Noah Bowman

Personal information
- Nationality: Canadian
- Born: 8 May 1992 (age 34) Calgary, Alberta
- Height: 1.78 m (5 ft 10 in)
- Weight: 69 kg (152 lb)

Sport
- Country: Canada
- Sport: Freestyle skiing
- Event: Halfpipe

Medal record
Men's freestyle skiing
Representing Canada
World Championships
| Bronze medal – third place | 2019 Utah | Halfpipe |
Winter X Games
| Silver medal – second place | 2012 Aspen | SuperPipe |
| Bronze medal – third place | 2017 Aspen | SuperPipe |
Winter Dew Tour
| Gold medal – first place | Copper 2020 | Modified Superpipe |

= Noah Bowman =

Canadian freestyle skier (born 1992)

Noah Bowman (born May 8, 1992) is a Canadian freestyle skier. He won the silver medal in Men's Ski SuperPipe at Winter X Games XVI. In 2017, he won the bronze medal in Men's Ski SuperPipe at Winter X Games XXI. Through 2024, he has 13 FIS Freestyle Ski World Cup podium finishes, 2 of which are victories. Other notable podiums include a bronze medal in Halfpipe at the FIS Freestyle Ski and Snowboarding World Championships 2019 and a gold medal in Modified Super at the 2020 Winter Dew Tour at Copper Mountain, Colorado.

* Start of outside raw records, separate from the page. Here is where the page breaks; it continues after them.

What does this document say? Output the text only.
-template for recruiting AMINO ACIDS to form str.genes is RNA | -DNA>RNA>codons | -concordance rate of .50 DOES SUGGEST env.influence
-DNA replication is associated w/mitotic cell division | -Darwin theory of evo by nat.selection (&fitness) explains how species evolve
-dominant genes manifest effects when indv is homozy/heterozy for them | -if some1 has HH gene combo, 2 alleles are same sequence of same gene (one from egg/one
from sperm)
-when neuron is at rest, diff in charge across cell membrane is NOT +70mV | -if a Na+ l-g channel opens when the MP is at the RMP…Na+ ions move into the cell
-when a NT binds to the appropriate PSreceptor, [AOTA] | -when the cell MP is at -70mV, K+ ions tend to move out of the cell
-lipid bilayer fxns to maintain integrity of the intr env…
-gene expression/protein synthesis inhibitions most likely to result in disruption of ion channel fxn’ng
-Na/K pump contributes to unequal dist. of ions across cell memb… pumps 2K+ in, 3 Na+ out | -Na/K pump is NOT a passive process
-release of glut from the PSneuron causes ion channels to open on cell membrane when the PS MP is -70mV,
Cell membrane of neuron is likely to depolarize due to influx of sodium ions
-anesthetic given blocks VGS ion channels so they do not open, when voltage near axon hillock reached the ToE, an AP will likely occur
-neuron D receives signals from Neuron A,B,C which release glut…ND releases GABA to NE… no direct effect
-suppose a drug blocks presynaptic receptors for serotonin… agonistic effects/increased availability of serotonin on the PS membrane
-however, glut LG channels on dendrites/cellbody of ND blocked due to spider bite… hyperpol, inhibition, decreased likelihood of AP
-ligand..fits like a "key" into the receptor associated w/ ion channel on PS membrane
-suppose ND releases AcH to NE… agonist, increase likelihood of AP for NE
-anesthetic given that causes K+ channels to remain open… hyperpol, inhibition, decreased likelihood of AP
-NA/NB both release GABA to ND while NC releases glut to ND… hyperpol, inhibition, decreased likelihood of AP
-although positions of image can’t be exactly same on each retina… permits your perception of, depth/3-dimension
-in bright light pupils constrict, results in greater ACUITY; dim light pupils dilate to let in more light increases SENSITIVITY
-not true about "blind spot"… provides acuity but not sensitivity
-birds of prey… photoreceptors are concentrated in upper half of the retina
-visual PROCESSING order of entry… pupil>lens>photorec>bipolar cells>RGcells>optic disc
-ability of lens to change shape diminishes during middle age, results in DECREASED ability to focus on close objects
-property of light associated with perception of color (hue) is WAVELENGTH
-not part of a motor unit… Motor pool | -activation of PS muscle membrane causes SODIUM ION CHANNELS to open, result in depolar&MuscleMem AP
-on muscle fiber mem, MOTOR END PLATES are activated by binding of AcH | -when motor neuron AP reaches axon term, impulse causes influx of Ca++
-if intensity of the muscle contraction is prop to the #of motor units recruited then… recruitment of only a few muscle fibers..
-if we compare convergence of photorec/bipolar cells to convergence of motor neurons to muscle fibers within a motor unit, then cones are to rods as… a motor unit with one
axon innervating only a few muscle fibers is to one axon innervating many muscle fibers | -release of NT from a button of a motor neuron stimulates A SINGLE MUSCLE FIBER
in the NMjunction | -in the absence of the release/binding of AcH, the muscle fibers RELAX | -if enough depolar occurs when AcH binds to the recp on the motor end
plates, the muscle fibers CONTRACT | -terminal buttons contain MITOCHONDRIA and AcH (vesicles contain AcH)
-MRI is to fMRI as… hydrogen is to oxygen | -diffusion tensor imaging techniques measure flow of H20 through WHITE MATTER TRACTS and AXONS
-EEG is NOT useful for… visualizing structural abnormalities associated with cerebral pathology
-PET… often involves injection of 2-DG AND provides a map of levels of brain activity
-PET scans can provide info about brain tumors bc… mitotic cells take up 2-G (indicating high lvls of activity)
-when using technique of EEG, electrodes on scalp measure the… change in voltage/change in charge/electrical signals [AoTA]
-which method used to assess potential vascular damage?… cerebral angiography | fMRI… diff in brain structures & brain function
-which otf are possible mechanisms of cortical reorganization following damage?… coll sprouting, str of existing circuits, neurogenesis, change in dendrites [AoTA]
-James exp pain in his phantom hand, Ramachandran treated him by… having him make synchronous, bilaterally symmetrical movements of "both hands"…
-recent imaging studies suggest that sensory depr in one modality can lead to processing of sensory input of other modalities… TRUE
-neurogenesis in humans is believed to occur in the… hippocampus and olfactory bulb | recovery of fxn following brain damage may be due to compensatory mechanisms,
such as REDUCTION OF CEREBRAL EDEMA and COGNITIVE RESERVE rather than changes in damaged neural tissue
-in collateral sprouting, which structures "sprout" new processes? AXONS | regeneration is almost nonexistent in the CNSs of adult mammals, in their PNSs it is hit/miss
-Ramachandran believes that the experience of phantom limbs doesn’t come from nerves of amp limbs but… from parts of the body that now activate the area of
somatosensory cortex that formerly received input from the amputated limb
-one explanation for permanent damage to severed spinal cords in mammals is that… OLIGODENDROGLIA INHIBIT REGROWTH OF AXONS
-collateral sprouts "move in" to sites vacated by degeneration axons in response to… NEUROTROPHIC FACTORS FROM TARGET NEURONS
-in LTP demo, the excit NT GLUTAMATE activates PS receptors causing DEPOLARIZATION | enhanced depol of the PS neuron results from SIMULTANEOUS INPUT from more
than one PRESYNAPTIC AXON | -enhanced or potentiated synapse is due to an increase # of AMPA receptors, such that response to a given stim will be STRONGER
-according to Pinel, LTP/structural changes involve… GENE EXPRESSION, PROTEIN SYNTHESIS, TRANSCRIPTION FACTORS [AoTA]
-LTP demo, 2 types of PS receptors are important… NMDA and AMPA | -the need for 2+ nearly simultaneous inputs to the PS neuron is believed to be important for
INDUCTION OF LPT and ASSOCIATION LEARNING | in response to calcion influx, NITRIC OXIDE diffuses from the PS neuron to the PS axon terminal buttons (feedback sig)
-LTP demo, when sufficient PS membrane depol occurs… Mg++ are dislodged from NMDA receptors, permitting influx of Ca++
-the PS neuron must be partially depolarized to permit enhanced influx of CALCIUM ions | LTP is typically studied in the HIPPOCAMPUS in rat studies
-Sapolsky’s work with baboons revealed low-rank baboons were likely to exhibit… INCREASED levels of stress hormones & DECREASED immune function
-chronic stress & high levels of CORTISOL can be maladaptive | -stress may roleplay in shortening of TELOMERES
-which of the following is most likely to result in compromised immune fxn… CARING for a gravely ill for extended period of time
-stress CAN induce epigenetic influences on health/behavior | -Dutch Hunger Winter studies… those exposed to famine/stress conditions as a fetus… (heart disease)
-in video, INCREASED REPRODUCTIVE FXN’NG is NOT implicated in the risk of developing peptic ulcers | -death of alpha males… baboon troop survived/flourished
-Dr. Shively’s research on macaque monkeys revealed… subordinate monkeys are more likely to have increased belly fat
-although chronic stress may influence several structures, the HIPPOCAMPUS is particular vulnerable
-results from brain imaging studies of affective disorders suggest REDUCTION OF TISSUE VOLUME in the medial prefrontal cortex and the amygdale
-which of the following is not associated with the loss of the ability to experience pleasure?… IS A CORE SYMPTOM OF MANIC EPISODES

Bowman represented Canada in the 2014 and 2018 Winter Olympic Games. On January 24, 2022, Bowman was named to Canada's 2022 Olympic team for his third Olympics appearance. Though he has not medaled, he has consistently performed at a high level, finishing in 5th, 5th, and 4th place, respectively.